Recipe

Spicy and Sweet Three-Ginger Cookies 

A lauded New Orleans baker shares her irresistible holiday go-tos

Ginger cookies on a plate

Photo: Kristen Roberts


Sure, chocolate is nice and sugar cookies are classics, but there’s something about the spicy aroma of ginger wafting through a kitchen that screams “Christmas” to Beth Biundo, a New Orleans–based travel agent and former professional pastry chef. “I’m actually not much of a chocolate person, but when I open a bag of crystalized ginger to make cookies, the rest of the bag is just gone immediately,” she says. 

After studying at the French Culinary Institute in New York City, Biundo returned to her hometown of New Orleans in 2004, working at the Magazine Street mainstay Lilette (and garnering four James Beard semifinalist nods for “Outstanding Pastry Chef”) for a decade before running the beloved Uptown bakery Beth Biundo Sweets. There, she churned out wedding cakes, tarts, and holiday cookies by the box. “I always loved to make a cookie and ice cream plate when I worked at restaurants, and we always had cookies in stock at the bakery,” she says. 

Though she shuttered the shop in 2023 to pursue a career as a travel agent, she can’t escape the draw of the kitchen. (Lately she’s found herself swapping secrets with pastry chefs at African safari camps and checking out new recipes at sweets shops in New York.) On her Substack, she shares recipes from her bakery and beyond, scaled down for the home cook, including her holiday standout three-ginger cookies. An enlivened take on a ginger snap, Biundo incorporated—as the name implies—three different types of ginger for the perfect balance of zest and comfort.

“Each ginger does something different,” Biundo says. “The dried ginger is that traditional flavor you know from a ginger snap. The candied ginger provides chew. And the fresh ginger just has this freshness that adds another layer to the flavor.” 

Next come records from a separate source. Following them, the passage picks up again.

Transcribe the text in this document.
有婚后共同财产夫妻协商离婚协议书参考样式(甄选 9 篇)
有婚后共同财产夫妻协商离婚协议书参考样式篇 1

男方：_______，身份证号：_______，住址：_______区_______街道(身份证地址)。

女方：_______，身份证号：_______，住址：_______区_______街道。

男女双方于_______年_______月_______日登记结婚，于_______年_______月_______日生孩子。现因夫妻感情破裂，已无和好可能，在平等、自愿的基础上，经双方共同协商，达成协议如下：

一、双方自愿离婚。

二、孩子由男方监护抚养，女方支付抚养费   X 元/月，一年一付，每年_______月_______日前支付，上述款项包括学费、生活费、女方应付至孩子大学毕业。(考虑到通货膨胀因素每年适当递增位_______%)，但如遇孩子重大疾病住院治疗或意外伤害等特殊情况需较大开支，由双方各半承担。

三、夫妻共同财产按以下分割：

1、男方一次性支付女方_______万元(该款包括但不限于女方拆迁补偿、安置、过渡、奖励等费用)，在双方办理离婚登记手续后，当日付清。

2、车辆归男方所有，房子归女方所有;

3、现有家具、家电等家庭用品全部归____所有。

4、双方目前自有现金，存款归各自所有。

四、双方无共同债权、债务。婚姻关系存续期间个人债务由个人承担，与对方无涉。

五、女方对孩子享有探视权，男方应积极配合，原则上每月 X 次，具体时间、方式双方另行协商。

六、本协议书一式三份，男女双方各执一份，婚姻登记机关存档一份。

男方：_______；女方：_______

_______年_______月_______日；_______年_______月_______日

Spicy and Sweet Three-Ginger Cookies

Yield: 22–24 cookies

Ingredients

    • 2 sticks (8 oz.) unsalted butter

    • 1¼ cup sugar

    • ¼ cup molasses

    • 1 tbsp. fresh ginger, grated

    • 1 tsp. vanilla

    • 1 egg, lightly beaten with a fork

    • 2¾ cups flour

    • 2½ tsp. baking soda

    • ½ tsp. salt

    • 2½ tsp. cinnamon

    • 2½ tsp. ground ginger

    • ½ tsp. black pepper

    • ⅓ cup candied ginger, chopped

    • Sugar for rolling cookies (white or turbinado)

Preparation

  1. Melt the butter and cool to room temperature. In a mixer (or by hand with a whisk) mix together the butter, sugar, molasses, fresh ginger, and vanilla. Break up the egg with a fork and mix in. 

  2. In a small bowl, combine the dry ingredients (flour, baking soda, salt, cinnamon, ground ginger, and black pepper) and mix into wet mixture. Mix the dough until combined, but do not overmix. Scrape the sides of the bowl. 

  3. Mix in the candied ginger. Scoop the dough into balls (about 1 oz. scoops) onto a sheet pan. Chill before baking for at least 1 hour and up to 4 days, or freeze the scooped cookies to use later. 

  4. When ready to bake, preheat the oven to 350°F for conventional ovens (325°F for convection).

  5. Roll the cookies in sugar and space onto parchment covered sheet pans. Bake for 14 minutes.